Celebrating Three Years As A Survivor

This week will mark my third-year anniversary as a breast cancer survivor. I will never forget the day of March 12, 2008 when I received a call from my doctor that my biopsy was positive for breast cancer. My first reaction was to try killing the messenger. I screamed at my poor doctor, insisting her prognosis was wrong. I explained that my mother--a registered nurse--told me I would never get breast cancer because it didn't run in our family genes. So surely, this was all a mistake.

Looking back, I realize convincing myself that my mother's beliefs somehow trumped a doctor's diagnosis was nothing but major denial. I also remember lashing out at my boss after that phone call and abruptly driving home. Suddenly, my whole life was shrouded in fear. And unfortunately, with each succeeding doctor visit, MRI and Pet Scan, the news kept getting worse. The tumor in my left breast was 5 centimeters, it had spread to the lymph nodes and I had a small tumor in my right breast as well.

When all was said and done, I had to go through chemo first to "get the cancer under control" in the words of Dr. Pronovost.
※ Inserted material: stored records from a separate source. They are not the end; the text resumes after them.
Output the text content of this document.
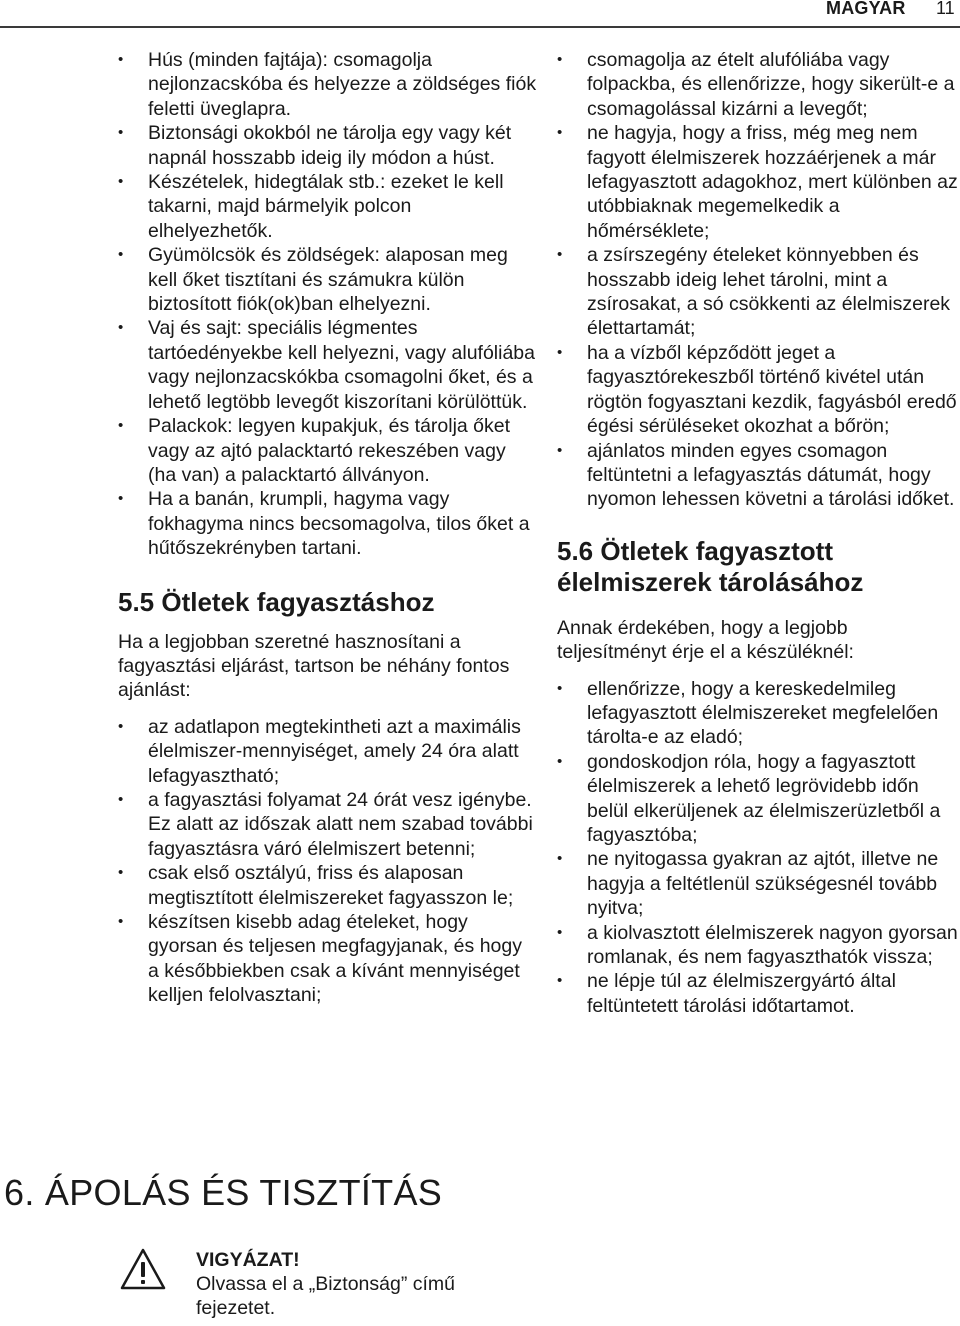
MAGYAR 11
• Hús (minden fajtája): csomagolja nejlonzacskóba és helyezze a zöldséges fiók feletti üveglapra.
• Biztonsági okokból ne tárolja egy vagy két napnál hosszabb ideig ily módon a húst.
• Készételek, hidegtálak stb.: ezeket le kell takarni, majd bármelyik polcon elhelyezhetők.
• Gyümölcsök és zöldségek: alaposan meg kell őket tisztítani és számukra külön biztosított fiók(ok)ban elhelyezni.
• Vaj és sajt: speciális légmentes tartóedényekbe kell helyezni, vagy alufóliába vagy nejlonzacskókba csomagolni őket, és a lehető legtöbb levegőt kiszorítani körülöttük.
• Palackok: legyen kupakjuk, és tárolja őket vagy az ajtó palacktartó rekeszében vagy (ha van) a palacktartó állványon.
• Ha a banán, krumpli, hagyma vagy fokhagyma nincs becsomagolva, tilos őket a hűtőszekrényben tartani.
5.5 Ötletek fagyasztáshoz

Ha a legjobban szeretné hasznosítani a fagyasztási eljárást, tartson be néhány fontos ajánlást:

• az adatlapon megtekintheti azt a maximális élelmiszer-mennyiséget, amely 24 óra alatt lefagyasztható;
• a fagyasztási folyamat 24 órát vesz igénybe. Ez alatt az időszak alatt nem szabad további fagyasztásra váró élelmiszert betenni;
• csak első osztályú, friss és alaposan megtisztított élelmiszereket fagyasszon le;
• készítsen kisebb adag ételeket, hogy gyorsan és teljesen megfagyjanak, és hogy a későbbiekben csak a kívánt mennyiséget kelljen felolvasztani;
• csomagolja az ételt alufóliába vagy folpackba, és ellenőrizze, hogy sikerült-e a csomagolással kizárni a levegőt;
• ne hagyja, hogy a friss, még meg nem fagyott élelmiszerek hozzáérjenek a már lefagyasztott adagokhoz, mert különben az utóbbiaknak megemelkedik a hőmérséklete;
• a zsírszegény ételeket könnyebben és hosszabb ideig lehet tárolni, mint a zsírosakat, a só csökkenti az élelmiszerek élettartamát;
• ha a vízből képződött jeget a fagyasztórekeszből történő kivétel után rögtön fogyasztani kezdik, fagyásból eredő égési sérüléseket okozhat a bőrön;
• ajánlatos minden egyes csomagon feltüntetni a lefagyasztás dátumát, hogy nyomon lehessen követni a tárolási időket.
5.6 Ötletek fagyasztott élelmiszerek tárolásához

Annak érdekében, hogy a legjobb teljesítményt érje el a készüléknél:

• ellenőrizze, hogy a kereskedelmileg lefagyasztott élelmiszereket megfelelően tárolta-e az eladó;
• gondoskodjon róla, hogy a fagyasztott élelmiszerek a lehető legrövidebb időn belül elkerüljenek az élelmiszerüzletből a fagyasztóba;
• ne nyitogassa gyakran az ajtót, illetve ne hagyja a feltétlenül szükségesnél tovább nyitva;
• a kiolvasztott élelmiszerek nagyon gyorsan romlanak, és nem fagyaszthatók vissza;
• ne lépje túl az élelmiszergyártó által feltüntetett tárolási időtartamot.
6. ÁPOLÁS ÉS TISZTÍTÁS
VIGYÁZAT!
Olvassa el a „Biztonság” című fejezetet.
Then I would have a mastectomy, followed by radiation. A year later in March, I had another mastectomy followed by three reconstructive surgeries. It was a long haul. I finally finished up with everything just last year.

So even though I'm a three-year survivor, It hasn't been that long since some kind of operation hasn't interferred with my life. I have to confess that I've recently become obsessed with survival rate for my type of breast cancer--stage three. Supposedly, I have a 50/50 chance of making it to the five-years survivor mark. That doesn't sound good.

That's when I start over-analyzing every ache and pain in my body, and over-thinking why that cold I had three weeks ago lasted so long. I still get tired more easy, so I allow myself to sleep a lot. I'm fortunate that I live alone and not victim to a crying baby or some guy tossing and turning beside me all night.

Anyway, it's been three years, I'm still counting and I'm just grateful to be alive.

Tuesday, March 1, 2011

Gone But Not Forgotten

This month--on March 12 to be exact--it will be three years since I was diagnosed with breast cancer. The good news is I'm finally happy with the length of my hair and realize it hasn't looked so healthy and shiny since I was a child. I have to give Josie, my hair dresser, credit for being careful about over highlighting and babying my baby fine hair! It's not often one gets to start with a fresh new crop of hair, so don't ruin it by burning your hair with a cheap hair dryer and coloring too much.

The bad news is I wake up every morning to numb, stiff feet and a sore left arm due to the effects of chemotherapy and the removal of lymph nodes in my left arm pit--which causes pain and swelling. I've come to realize these side effects will never go away. Every morning, when I wake up and limp out of bed I am reminded that my body will never be the same. Recently, the muscle spasms I occasionally get in my upper left body when I suddenly turn to the left have increased. I find the sharp pain eases when I stretch out. I'm guessing this is yet another side effect of the radiation I received in that area and the cold weather.

I finally got back to my Bar Method exercise classes after a hiatus of about three months. It's so depressing to discover how out of shape I am and it will be a long haul to get back into shape again. But I don't have excuses, like going to chemo and radiation and recovering from surgery.

Everything is done. The fear of the unknown, the exhaustive treatments, the bumpy road towards reconstruction is behind me now. But I will never forget how tough it was. Now that it's over, I must face the music about all my health limitations and do whatever is in my power to improve my wellness. My cancer is gone, but not forgotten. And that serves as the spring board to take my health to the next level.